Four months into the trade war, it is clear the pain is being felt financially. Here are a few of the ways the trade war is hurting US businesses…
President Donald Trump’s trade war is making things even worse than before for businesses in the United States. The trade war has been dragging on for four long months now, and the pain is being felt financially.
Companies’ earlier worries are starting to translate into actual financial pain as new orders coming in from China face the higher duties imposed by the Trump administration. According to Business Insider, many companies have retained their workforce but passed the skyrocketing costs of the tariffs on to the backs of the consumer.
While surveys in previous months fully exposed the worries about the soon-to-come cost increases from the tariffs, new data seems to show that businesses are now grappling with that reality. Surveys from the Federal Reserve and market-research firms released Wednesday outlined more widespread worries about the tariffs, while individual companies have started to tabulate the tens of millions of dollars in new costs they’re likely to incur from the tariffs.

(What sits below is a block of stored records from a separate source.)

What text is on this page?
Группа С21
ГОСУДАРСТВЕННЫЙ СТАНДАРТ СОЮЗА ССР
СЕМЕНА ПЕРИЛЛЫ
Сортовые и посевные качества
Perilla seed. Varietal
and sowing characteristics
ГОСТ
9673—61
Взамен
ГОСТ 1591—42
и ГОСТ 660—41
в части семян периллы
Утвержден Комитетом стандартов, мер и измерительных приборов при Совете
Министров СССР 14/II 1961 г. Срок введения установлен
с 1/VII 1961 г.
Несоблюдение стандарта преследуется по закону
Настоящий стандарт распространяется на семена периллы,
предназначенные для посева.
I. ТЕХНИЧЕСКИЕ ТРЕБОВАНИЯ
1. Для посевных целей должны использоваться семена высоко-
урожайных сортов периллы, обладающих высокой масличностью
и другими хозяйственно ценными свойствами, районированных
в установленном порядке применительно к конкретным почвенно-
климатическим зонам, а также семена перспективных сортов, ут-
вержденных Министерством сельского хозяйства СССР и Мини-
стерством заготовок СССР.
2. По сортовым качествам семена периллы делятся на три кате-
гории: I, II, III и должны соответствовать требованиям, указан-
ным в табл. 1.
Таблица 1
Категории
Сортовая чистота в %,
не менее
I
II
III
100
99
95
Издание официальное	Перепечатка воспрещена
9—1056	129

The survey came down to a few points:
- Businesses were concerned that goods coming into the US from other countries were more expensive. Many of those goods are used in products sold by American companies to consumers, so the increased import prices prompted a boost in costs for firms and an increase in prices for consumers.
- The retaliatory tariffs made it harder for businesses to sell goods to markets like China and Canada.
- The buildup in the United States of a supply for those goods subject to tariffs abroad (notably farm goods like pork and soybeans) caused prices to sink in the US and businesses to receive less for their products, putting their entire business at risk.
No one should have to be told that when the food supply is this dramatically affected, it could ripple throughout the entire economy. But that’s not the only concern.
Chris Williamson, the chief market economist at IHS Markit, identified several other recent record highs were set because of the tariff costs. “Tariffs also drove a further marked rise in prices, exacerbating an upward trend in price pressures borne out of robust domestic demand,” Williamson wrote. “Average prices charged for goods rose at one of the fastest rates seen over the past seven years while average charges for services showed the second-largest rise since the global financial crisis.”
We don’t like to say we told you so, but we told you so. Americans are paying the cost of this trade war, not the Chinese government.